When I started this out, I weight 322lbs, and when I first started out people would be like how much have you lost and I’d be like ‘oh this much.’ Now I only get weighed when I go to the hospital for a check-up and if I were to be competing and if I really needed to know what I weighed otherwise I know each day I am taking steps to take care of myself, so I don’t need to rely on that metric of what do I weigh?

People judge themselves on what’s on the scales whereas you could put 2 people next to each other that weigh the same but have different body fat percentage and different muscle percentage and you wouldn’t know. So again, another reason why I think it is really important to have that neutral stance on your body.

You don’t have to be happy as an end result, you can be happy every day. And because you feel good at the start rather than an end result, you keep going.

MF – So with that, what are some things that you do or say each day in body neutrality instead and what would be one or two things you would say someone could try and do in their day to day?

In general, obviously I try to encourage people to think about their values that they have that aren’t about how they physically look.

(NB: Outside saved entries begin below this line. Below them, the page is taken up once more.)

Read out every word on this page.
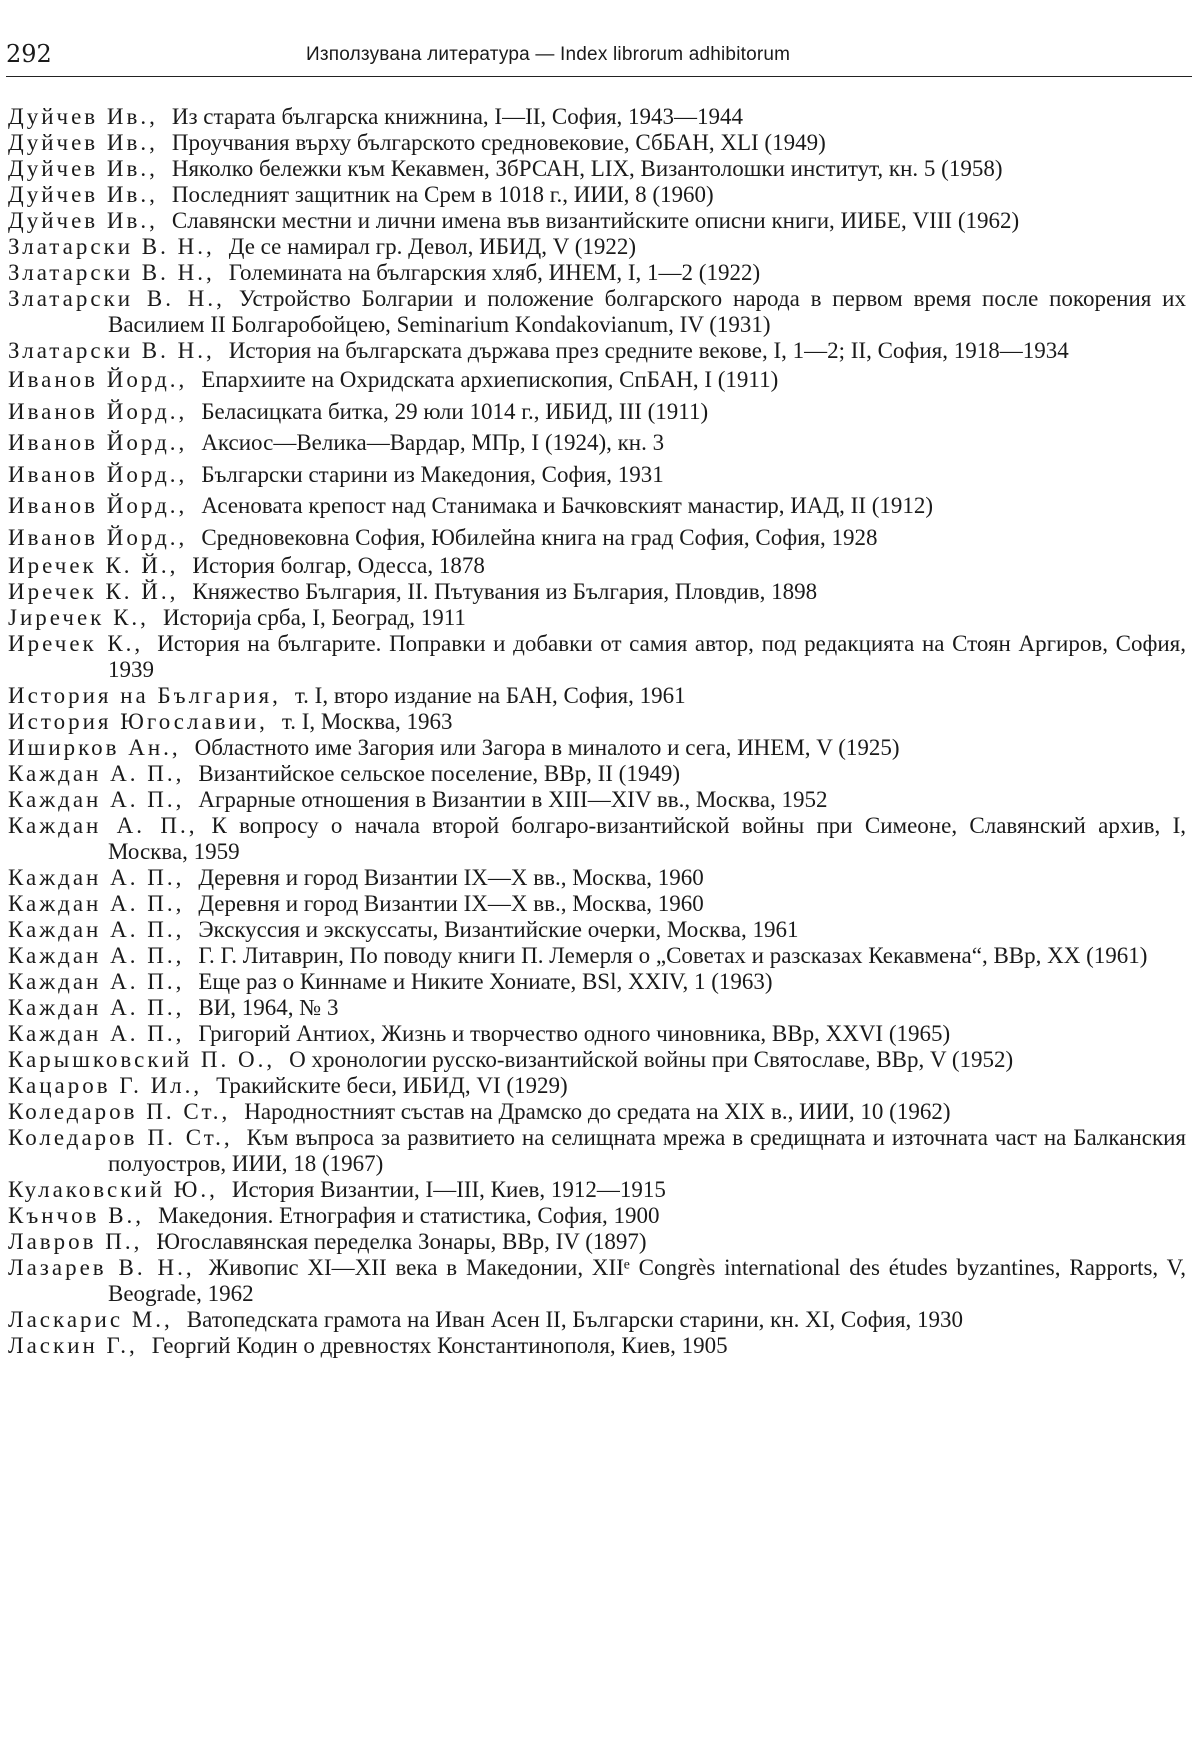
292	Използувана литература — Index librorum adhibitorum

Дуйчев Ив., Из старата българска книжнина, I—II, София, 1943—1944

Дуйчев Ив., Проучвания върху българското средновековие, СбБАН, XLI (1949)

Дуйчев Ив., Няколко бележки към Кекавмен, ЗбРСАН, LIX, Византолошки институт, кн. 5 (1958)

Дуйчев Ив., Последният защитник на Срем в 1018 г., ИИИ, 8 (1960)

Дуйчев Ив., Славянски местни и лични имена във византийските описни книги, ИИБЕ, VIII (1962)

Златарски В. Н., Де се намирал гр. Девол, ИБИД, V (1922)

Златарски В. Н., Големината на българския хляб, ИНЕМ, I, 1—2 (1922)

Златарски В. Н., Устройство Болгарии и положение болгарского народа в первом время после покорения их Василием II Болгаробойцею, Seminarium Kondakovianum, IV (1931)

Златарски В. Н., История на българската държава през средните векове, I, 1—2; II, София, 1918—1934

Иванов Йорд., Епархиите на Охридската архиепископия, СпБАН, I (1911)

Иванов Йорд., Беласицката битка, 29 юли 1014 г., ИБИД, III (1911)

Иванов Йорд., Аксиос—Велика—Вардар, МПр, I (1924), кн. 3

Иванов Йорд., Български старини из Македония, София, 1931

Иванов Йорд., Асеновата крепост над Станимака и Бачковският манастир, ИАД, II (1912)

Иванов Йорд., Средновековна София, Юбилейна книга на град София, София, 1928

Иречек К. Й., История болгар, Одесса, 1878

Иречек К. Й., Княжество България, II. Пътувания из България, Пловдив, 1898

Јиречек К., Историја срба, I, Београд, 1911

Иречек К., История на българите. Поправки и добавки от самия автор, под редакцията на Стоян Аргиров, София, 1939

История на България, т. I, второ издание на БАН, София, 1961

История Югославии, т. I, Москва, 1963

Иширков Ан., Областното име Загория или Загора в миналото и сега, ИНЕМ, V (1925)

Каждан А. П., Византийское сельское поселение, ВВр, II (1949)

Каждан А. П., Аграрные отношения в Византии в XIII—XIV вв., Москва, 1952

Каждан А. П., К вопросу о начала второй болгаро-византийской войны при Симеоне, Славянский архив, I, Москва, 1959

Каждан А. П., Деревня и город Византии IX—X вв., Москва, 1960

Каждан А. П., Деревня и город Византии IX—X вв., Москва, 1960

Каждан А. П., Экскуссия и экскуссаты, Византийские очерки, Москва, 1961

Каждан А. П., Г. Г. Литаврин, По поводу книги П. Лемерля о „Советах и разсказах Кекавмена“, ВВр, XX (1961)

Каждан А. П., Еще раз о Киннаме и Никите Хониате, BSl, XXIV, 1 (1963)

Каждан А. П., ВИ, 1964, № 3

Каждан А. П., Григорий Антиох, Жизнь и творчество одного чиновника, ВВр, XXVI (1965)

Карышковский П. О., О хронологии русско-византийской войны при Святославе, ВВр, V (1952)

Кацаров Г. Ил., Тракийските беси, ИБИД, VI (1929)

Коледаров П. Ст., Народностният състав на Драмско до средата на XIX в., ИИИ, 10 (1962)

Коледаров П. Ст., Към въпроса за развитието на селищната мрежа в средищната и източната част на Балканския полуостров, ИИИ, 18 (1967)

Кулаковский Ю., История Византии, I—III, Киев, 1912—1915

Кънчов В., Македония. Етнография и статистика, София, 1900

Лавров П., Югославянская переделка Зонары, ВВр, IV (1897)

Лазарев В. Н., Живопис XI—XII века в Македонии, XIIᵉ Congrès international des études byzantines, Rapports, V, Beograde, 1962

Ласкарис М., Ватопедската грамота на Иван Асен II, Български старини, кн. XI, София, 1930

Ласкин Г., Георгий Кодин о древностях Константинополя, Киев, 1905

It’s uncomfortable and icky, because who wants to be nice to themselves and say something positive?

If I give you a compliment, you have to accept it. Give yourself things that you wouldn’t usually do. Another thing is thinking about one good thing that has happened, because when we think about what is happening instead of keep focusing on our appearance, we start to appreciate experiences more.

I’ve seen people have the best day ever and then they see the pictures afterwards and it ruins it. But they’ve still had the best day ever! So really separating how you feel about stuff from how you feel about your body is the key thing.

When it comes to things like food, I would say thinking about nourishing your body rather than just eating or being on a diet is really helpful for us not to associate it too much with our size and knowing that consistency doesn’t mean eating lettuce 100% of your meals.

You can go out for meals, you are allowed to eat chocolate and it isn’t a bad thing. In terms of exercise, think about what you enjoy. You don’t have to do what everyone else is doing and you don’t have to do it to the intensity that other people are doing. Even if for you, one workout a week is all you can manage in whatever form you choose to do it in, that’s one more than you were doing.

MF – What are the three things in your life that make you feel your happiest and your healthiest?

My healthiest for me is just feeling better in myself and in general just being able to move more freely and appreciate what my body can do. Obviously when I’m at my absolute heathiest, it’s knowing that I’m going to get those challenges done that I set myself.

My happiest I think is just feeling comfortable to be myself. I think it’s taken a long time to get to that point and I think we get too used to trying to fit a mould and I’m really lucky to have people around me who encourage me to be the oversized child idiot that I am. So yeah, I would say just being able to be myself and be around people who appreciate me for who I am.

I would just reassure people to explore what works for them. You have a starting point, so often when people are thinking about undertaking fitness, they’ll aspire to be like someone else in fitness that’s so far removed from where they are. So I would say think of a friend that’s got a good fitness routine which is probably more achievable. If you made a list of 10 people, go down to number 8 as the person you want to aspire to be like first. The others can be future goals!

People also think that if they can’t do things as quickly or as well as others, that they’re not doing fitness but even if you need twice the rest as someone else in between sets, you’re still doing the same amount of exercise. So just let it go and stop judging yourself and just enjoy what you are doing.